The question, which would involve changing the city’s charter, would give the council the power to answer the mayor’s annual initial budget proposal with its own amendments, and to veto the mayor’s budget with a super majority. It would also initiate a new Office of Participatory Budgeting which would, by 2024, set up a process for residents to directly weigh in on how Boston spends a portion its money.
“On my first day as Mayor, I promised to bring new voices to the table and include those who felt shut out by City Hall,” said Janey in a statement. “Signing this charter amendment delivers on that promise and creates a path forward for city budgeting that is more democratic, inclusive, and transparent.”
In addition to her signature, Janey allocated an additional $1 million in the next budget cycle to be set aside for creating the Office of Participatory Budgeting.
Janey’s approval came after a long weekend of phone calls and outreach from advocates who believe Boston’s budget process should be more democratized.
On Monday morning, a group gathered at City Hall Plaza with the original intention to urge the acting Mayor’s signature.

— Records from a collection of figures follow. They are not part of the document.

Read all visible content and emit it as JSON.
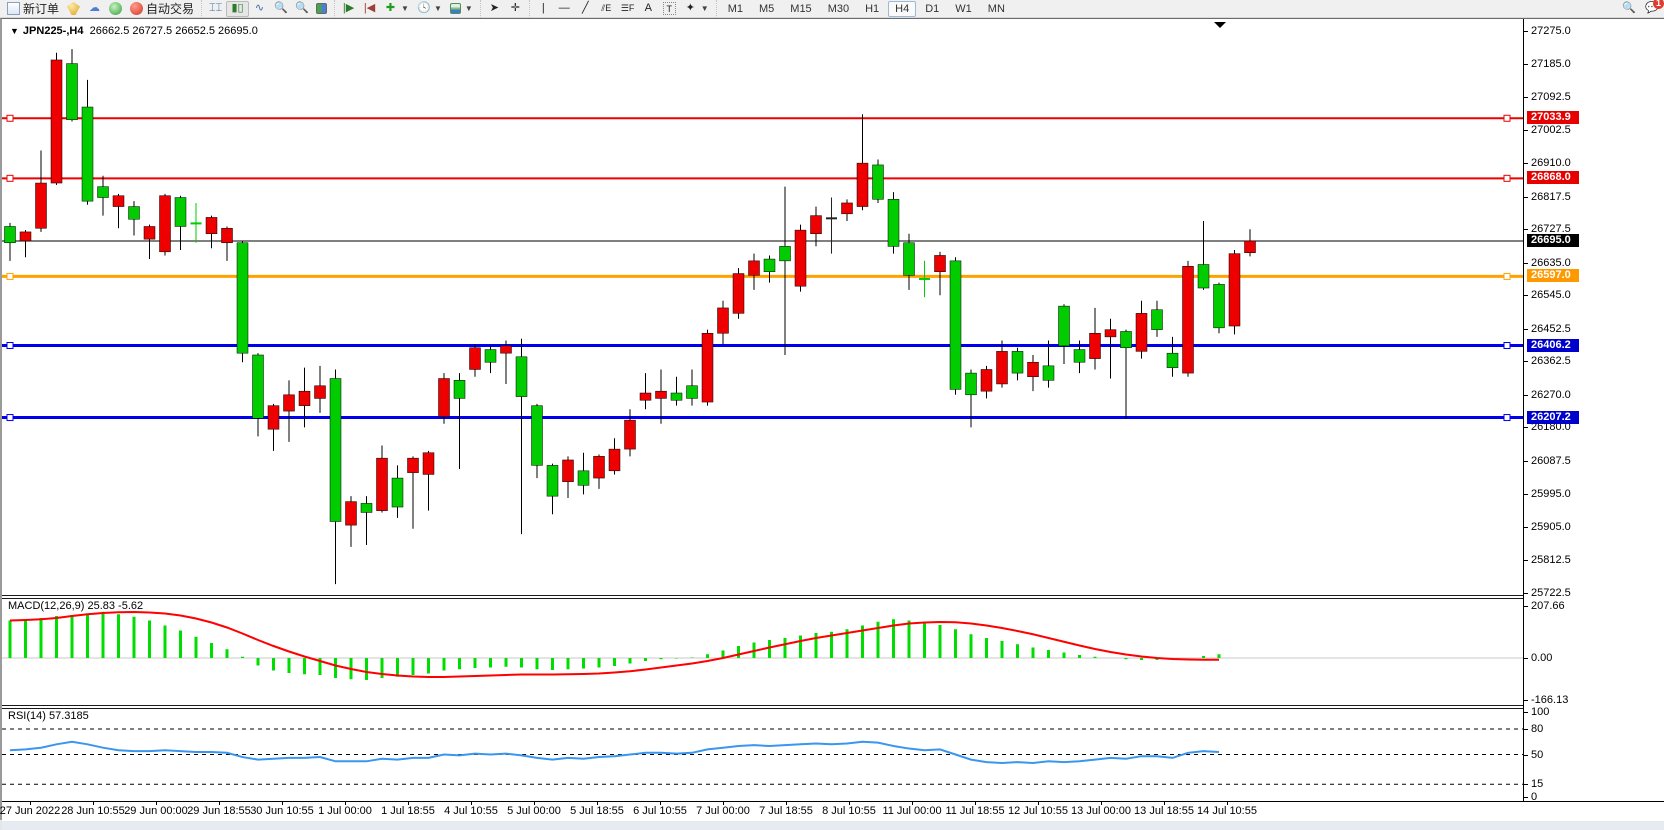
{
  "toolbar": {
    "new_order_label": "新订单",
    "autotrading_label": "自动交易",
    "timeframes": [
      "M1",
      "M5",
      "M15",
      "M30",
      "H1",
      "H4",
      "D1",
      "W1",
      "MN"
    ],
    "active_timeframe": "H4",
    "chat_badge": "1",
    "tool_icons": [
      "new-order",
      "expert-advisors",
      "community",
      "signals",
      "autotrading",
      "bar-chart",
      "candle-chart",
      "line-chart",
      "zoom-in",
      "zoom-out",
      "tile-windows",
      "auto-scroll",
      "chart-shift",
      "new-chart",
      "periodicity",
      "indicators",
      "cursor",
      "crosshair",
      "vertical-line",
      "horizontal-line",
      "trendline",
      "equidistant-channel",
      "fibonacci",
      "text",
      "text-label",
      "arrows",
      "search",
      "chat"
    ]
  },
  "chart": {
    "window_title_symbol": "JPN225-,H4",
    "window_title_ohlc": "26662.5 26727.5 26652.5 26695.0"
  },
  "chart_data": {
    "type": "candlestick",
    "symbol": "JPN225-",
    "timeframe": "H4",
    "title": "JPN225-,H4 26662.5 26727.5 26652.5 26695.0",
    "price_axis_range": [
      25722.5,
      27275.0
    ],
    "price_axis_ticks": [
      27275.0,
      27185.0,
      27092.5,
      27002.5,
      26910.0,
      26817.5,
      26727.5,
      26635.0,
      26545.0,
      26452.5,
      26362.5,
      26270.0,
      26180.0,
      26087.5,
      25995.0,
      25905.0,
      25812.5,
      25722.5
    ],
    "current_price": 26695.0,
    "horizontal_lines": [
      {
        "price": 27033.9,
        "color": "#ee0000",
        "badge": "#e60000",
        "width": 2
      },
      {
        "price": 26868.0,
        "color": "#ee0000",
        "badge": "#e60000",
        "width": 2
      },
      {
        "price": 26597.0,
        "color": "#ffa200",
        "badge": "#ff9900",
        "width": 3
      },
      {
        "price": 26406.2,
        "color": "#0000ee",
        "badge": "#0000cc",
        "width": 3
      },
      {
        "price": 26207.2,
        "color": "#0000ee",
        "badge": "#0000cc",
        "width": 3
      }
    ],
    "colors": {
      "up": "#ee0000",
      "down": "#00cc00",
      "doji": "#00cc00",
      "doji_dark": "#222222",
      "macd_hist": "#00dd00",
      "macd_signal": "#ff0000",
      "rsi_line": "#3a96ee"
    },
    "candles": [
      [
        "d",
        26735,
        26690,
        26745,
        26640
      ],
      [
        "u",
        26720,
        26695,
        26725,
        26650
      ],
      [
        "u",
        26855,
        26730,
        26945,
        26720
      ],
      [
        "u",
        27195,
        26855,
        27215,
        26850
      ],
      [
        "d",
        27185,
        27030,
        27225,
        27025
      ],
      [
        "d",
        27065,
        26805,
        27140,
        26795
      ],
      [
        "d",
        26845,
        26815,
        26875,
        26765
      ],
      [
        "u",
        26820,
        26790,
        26825,
        26730
      ],
      [
        "d",
        26790,
        26755,
        26805,
        26710
      ],
      [
        "u",
        26735,
        26700,
        26740,
        26645
      ],
      [
        "u",
        26820,
        26665,
        26825,
        26655
      ],
      [
        "d",
        26815,
        26735,
        26820,
        26670
      ],
      [
        "x",
        26746,
        26741,
        26800,
        26690
      ],
      [
        "u",
        26760,
        26715,
        26765,
        26675
      ],
      [
        "u",
        26730,
        26690,
        26735,
        26640
      ],
      [
        "d",
        26690,
        26385,
        26695,
        26360
      ],
      [
        "d",
        26380,
        26205,
        26385,
        26155
      ],
      [
        "u",
        26240,
        26175,
        26245,
        26115
      ],
      [
        "u",
        26270,
        26225,
        26310,
        26140
      ],
      [
        "u",
        26280,
        26240,
        26345,
        26180
      ],
      [
        "u",
        26295,
        26260,
        26350,
        26220
      ],
      [
        "d",
        26315,
        25920,
        26340,
        25747
      ],
      [
        "u",
        25975,
        25910,
        25990,
        25850
      ],
      [
        "d",
        25970,
        25945,
        25990,
        25855
      ],
      [
        "u",
        26095,
        25950,
        26130,
        25945
      ],
      [
        "d",
        26040,
        25960,
        26075,
        25930
      ],
      [
        "u",
        26095,
        26055,
        26100,
        25900
      ],
      [
        "u",
        26110,
        26050,
        26115,
        25950
      ],
      [
        "u",
        26315,
        26210,
        26330,
        26190
      ],
      [
        "d",
        26310,
        26260,
        26330,
        26065
      ],
      [
        "u",
        26400,
        26340,
        26410,
        26320
      ],
      [
        "d",
        26395,
        26360,
        26405,
        26330
      ],
      [
        "u",
        26405,
        26385,
        26420,
        26300
      ],
      [
        "d",
        26375,
        26265,
        26425,
        25885
      ],
      [
        "d",
        26240,
        26075,
        26245,
        26040
      ],
      [
        "d",
        26075,
        25990,
        26080,
        25940
      ],
      [
        "u",
        26090,
        26030,
        26100,
        25985
      ],
      [
        "d",
        26060,
        26020,
        26110,
        25995
      ],
      [
        "u",
        26100,
        26040,
        26105,
        26010
      ],
      [
        "u",
        26120,
        26060,
        26150,
        26050
      ],
      [
        "u",
        26200,
        26120,
        26230,
        26100
      ],
      [
        "u",
        26275,
        26255,
        26330,
        26230
      ],
      [
        "u",
        26280,
        26260,
        26340,
        26190
      ],
      [
        "d",
        26275,
        26255,
        26320,
        26240
      ],
      [
        "d",
        26295,
        26260,
        26340,
        26240
      ],
      [
        "u",
        26440,
        26250,
        26450,
        26240
      ],
      [
        "u",
        26510,
        26440,
        26530,
        26410
      ],
      [
        "u",
        26605,
        26495,
        26620,
        26480
      ],
      [
        "u",
        26640,
        26600,
        26660,
        26560
      ],
      [
        "d",
        26645,
        26610,
        26655,
        26580
      ],
      [
        "d",
        26680,
        26640,
        26845,
        26380
      ],
      [
        "u",
        26725,
        26570,
        26740,
        26555
      ],
      [
        "u",
        26765,
        26715,
        26790,
        26680
      ],
      [
        "k",
        26760,
        26755,
        26815,
        26660
      ],
      [
        "u",
        26800,
        26770,
        26810,
        26750
      ],
      [
        "u",
        26910,
        26790,
        27045,
        26780
      ],
      [
        "d",
        26905,
        26810,
        26920,
        26800
      ],
      [
        "d",
        26810,
        26680,
        26830,
        26660
      ],
      [
        "d",
        26690,
        26600,
        26715,
        26560
      ],
      [
        "x",
        26592,
        26588,
        26640,
        26540
      ],
      [
        "u",
        26655,
        26610,
        26665,
        26545
      ],
      [
        "d",
        26640,
        26285,
        26650,
        26270
      ],
      [
        "d",
        26330,
        26270,
        26340,
        26180
      ],
      [
        "u",
        26340,
        26280,
        26350,
        26260
      ],
      [
        "u",
        26390,
        26300,
        26420,
        26290
      ],
      [
        "d",
        26390,
        26330,
        26400,
        26310
      ],
      [
        "u",
        26360,
        26320,
        26380,
        26280
      ],
      [
        "d",
        26350,
        26310,
        26420,
        26290
      ],
      [
        "d",
        26515,
        26405,
        26520,
        26355
      ],
      [
        "d",
        26395,
        26360,
        26420,
        26330
      ],
      [
        "u",
        26440,
        26370,
        26510,
        26340
      ],
      [
        "u",
        26450,
        26430,
        26480,
        26315
      ],
      [
        "d",
        26445,
        26400,
        26450,
        26203
      ],
      [
        "u",
        26495,
        26390,
        26530,
        26370
      ],
      [
        "d",
        26505,
        26450,
        26530,
        26430
      ],
      [
        "d",
        26385,
        26345,
        26430,
        26320
      ],
      [
        "u",
        26625,
        26330,
        26640,
        26320
      ],
      [
        "d",
        26630,
        26565,
        26750,
        26560
      ],
      [
        "d",
        26575,
        26455,
        26580,
        26440
      ],
      [
        "u",
        26660,
        26460,
        26670,
        26437
      ],
      [
        "u",
        26695,
        26662.5,
        26727.5,
        26652.5
      ]
    ],
    "indicators": {
      "macd": {
        "label": "MACD(12,26,9) 25.83 -5.62",
        "axis_ticks": [
          207.66,
          0.0,
          -166.13
        ],
        "axis_tick_labels": [
          "207.66",
          "0.00",
          "-166.13"
        ],
        "histogram": [
          150,
          155,
          160,
          168,
          172,
          178,
          185,
          175,
          165,
          150,
          130,
          110,
          85,
          60,
          35,
          5,
          -30,
          -50,
          -60,
          -65,
          -68,
          -80,
          -85,
          -88,
          -80,
          -75,
          -68,
          -62,
          -50,
          -45,
          -40,
          -38,
          -35,
          -38,
          -45,
          -48,
          -45,
          -42,
          -38,
          -32,
          -22,
          -12,
          -5,
          -2,
          2,
          15,
          30,
          48,
          62,
          72,
          80,
          90,
          100,
          105,
          115,
          130,
          145,
          155,
          150,
          140,
          132,
          115,
          95,
          80,
          68,
          55,
          42,
          32,
          22,
          12,
          5,
          0,
          -5,
          -8,
          -8,
          -6,
          0,
          8,
          15,
          20,
          26
        ],
        "signal": [
          150,
          152,
          155,
          160,
          168,
          175,
          180,
          183,
          184,
          182,
          178,
          170,
          158,
          142,
          122,
          98,
          72,
          48,
          26,
          6,
          -12,
          -30,
          -44,
          -56,
          -64,
          -70,
          -74,
          -76,
          -76,
          -74,
          -72,
          -70,
          -68,
          -66,
          -66,
          -66,
          -65,
          -64,
          -62,
          -58,
          -53,
          -46,
          -38,
          -30,
          -22,
          -12,
          0,
          14,
          28,
          42,
          55,
          68,
          80,
          90,
          100,
          110,
          120,
          130,
          138,
          142,
          144,
          143,
          138,
          130,
          120,
          108,
          95,
          80,
          65,
          50,
          36,
          24,
          14,
          6,
          0,
          -4,
          -6,
          -7,
          -7,
          -6,
          -6
        ]
      },
      "rsi": {
        "label": "RSI(14) 57.3185",
        "axis_ticks": [
          100,
          80,
          50,
          15,
          0
        ],
        "levels": [
          80,
          50,
          15
        ],
        "values": [
          55,
          56,
          58,
          62,
          65,
          62,
          58,
          55,
          54,
          54,
          55,
          54,
          53,
          53,
          52,
          47,
          44,
          45,
          46,
          46,
          47,
          42,
          42,
          42,
          45,
          44,
          46,
          46,
          50,
          49,
          51,
          50,
          51,
          49,
          46,
          44,
          46,
          45,
          47,
          48,
          50,
          52,
          52,
          51,
          52,
          56,
          58,
          60,
          61,
          60,
          61,
          62,
          63,
          62,
          63,
          65,
          64,
          60,
          57,
          55,
          56,
          50,
          44,
          41,
          40,
          41,
          40,
          42,
          41,
          42,
          44,
          46,
          45,
          48,
          48,
          46,
          52,
          54,
          53,
          56,
          57.3
        ]
      }
    },
    "time_axis_labels": [
      "27 Jun 2022",
      "28 Jun 10:55",
      "29 Jun 00:00",
      "29 Jun 18:55",
      "30 Jun 10:55",
      "1 Jul 00:00",
      "1 Jul 18:55",
      "4 Jul 10:55",
      "5 Jul 00:00",
      "5 Jul 18:55",
      "6 Jul 10:55",
      "7 Jul 00:00",
      "7 Jul 18:55",
      "8 Jul 10:55",
      "11 Jul 00:00",
      "11 Jul 18:55",
      "12 Jul 10:55",
      "13 Jul 00:00",
      "13 Jul 18:55",
      "14 Jul 10:55"
    ],
    "legend_position": "none",
    "grid": false
  }
}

An hour after it was rendered, the press conference changed from one intended to spur her action to one celebrating advocates’ next steps.
“When we talk about what participatory budgeting means to our communities, it is significant,” said Andrea James, executive director of the women’s advocacy organization Families for Justice as Healing. James pointed to high rates of incarceration along Roxbury's Nubian Square down to Dorchester's Franklin Field Housing Authority and said the measure would give residents leverage and the potential to allocate funding “that goes directly to uplifting and creating thriving communities,” to alleviate poverty and criminal entanglements.
Back Bay Councilor and budget chair Kenzie Bok said the portion of the question that increases the council powers amounts to a routine legislative function.
“What people expect of their legislature, which is what we are here as the City Council, is that when they come and advocate to us on budget stuff ... that we’re able to make amendments," Bok said. "That’s a pretty standard legislative power… in just about every jurisdiction in this commonwealth and obviously up on Beacon Hill.”
Opponents, like the non-partisan Boston Municipal Research Bureau, have said the measure would jeopardize the city's fiscal health.
Addressing those concerns from opponents, Andres Del Castillo of Right to the City Boston said communities of color have a direct interest in maintaining Boston’s fiscal stability.
“Poor fiscal policy affects our communities the most,” he said. “[It] leads to cuts in education, in housing, in all the things that are critical and necessary to our communities.”
The question, which came in the wake of last year’s contentious budget season, has been modified from its original version which gave more power to the council and carved out a specific percentage of Boston’s budget for voters to allocate.
Both parts were changed after the attorney general’s office made suggestions that the language might bump up against city and state law.
The latest version passed out of the council unanimously.
East Boston City Councilor Lydia Edwards, who sponsored the measure, said there’s still the issue of working out the text of the question with the city’s elections department “and then it goes to the ballot in November.”